Dinner at Thor tonight. I must say that the space felt amateurish and there was something dissonant about the whole evening as a result. The entry way has this molecular thing going on that is like (but not quite like) the Commes des Garcons entry; it is also draped with red velvet curtains that suggest early W. The lounge area is DWR modernist, but the bar has a kind of early 20th century? breakfront and stools--not quite craftsman but not altogether not, and repeated in the dining room chairs. The glass ceiling in the dining room makes it feel like the atrium dining area of a suburban Marriott, never mind the actual LES views. And it was freezing.

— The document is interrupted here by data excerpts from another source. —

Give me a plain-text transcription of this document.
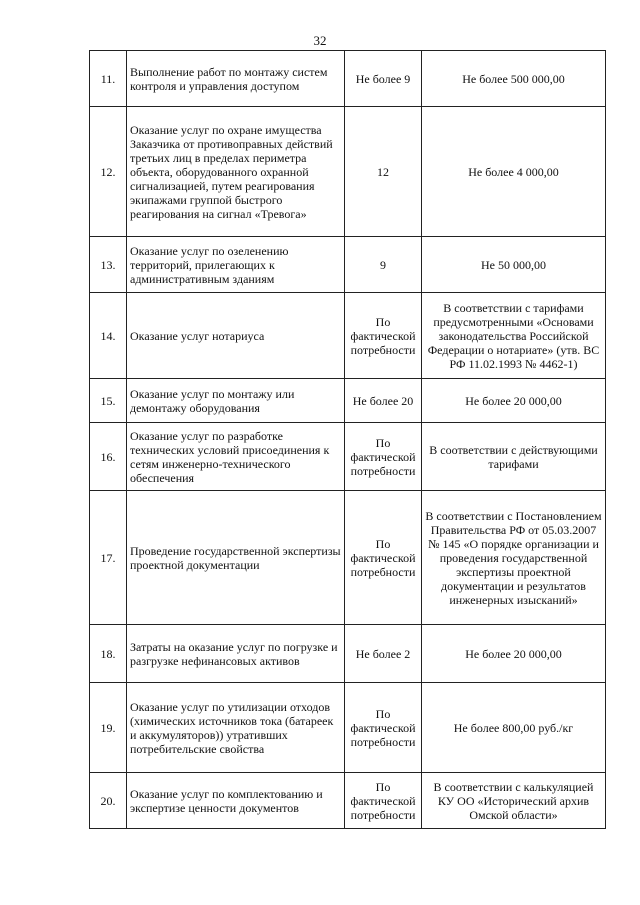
32
11.	Выполнение работ по монтажу систем контроля и управления доступом	Не более 9	Не более 500 000,00
12.	Оказание услуг по охране имущества Заказчика от противоправных действий третьих лиц в пределах периметра объекта, оборудованного охранной сигнализацией, путем реагирования экипажами группой быстрого реагирования на сигнал «Тревога»	12	Не более 4 000,00
13.	Оказание услуг по озеленению территорий, прилегающих к административным зданиям	9	Не 50 000,00
14.	Оказание услуг нотариуса	По фактической потребности	В соответствии с тарифами предусмотренными «Основами законодательства Российской Федерации о нотариате» (утв. ВС РФ 11.02.1993 № 4462-1)
15.	Оказание услуг по монтажу или демонтажу оборудования	Не более 20	Не более 20 000,00
16.	Оказание услуг по разработке технических условий присоединения к сетям инженерно-технического обеспечения	По фактической потребности	В соответствии с действующими тарифами
17.	Проведение государственной экспертизы проектной документации	По фактической потребности	В соответствии с Постановлением Правительства РФ от 05.03.2007 № 145 «О порядке организации и проведения государственной экспертизы проектной документации и результатов инженерных изысканий»
18.	Затраты на оказание услуг по погрузке и разгрузке нефинансовых активов	Не более 2	Не более 20 000,00
19.	Оказание услуг по утилизации отходов (химических источников тока (батареек и аккумуляторов)) утративших потребительские свойства	По фактической потребности	Не более 800,00 руб./кг
20.	Оказание услуг по комплектованию и экспертизе ценности документов	По фактической потребности	В соответствии с калькуляцией КУ ОО «Исторический архив Омской области»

So all that was very strange but the service was friendly and professional, the wine list (esp by the glass and half bottle) well considered and the food very good, especially for the reasonable prices. I loved the green spaetzle with sweebreads and asparagus, and liked the poached lobster with favas and bearnaise which was fine but unlike others who have posted on this dish I did not come close to thinking it the best I have had (but then, I have been butter poaching spiny tails for the past few years). I had a taste of the venison with brussels sprouts that sported a crown of brussels sprout? mousseline. On its own the mousseline was quite nice but to my friend's disappointment, it prevented the venison from developing a crust or sear which might have focussed the flavor of the meat itself. The kohlrabi gratin was decadent.
In all it was a fine meal but something just doesn't work for me. I haven't been to Wallse or Cafe Sabarsky; perhaps if I had started with these I would have a better understanding of Thor.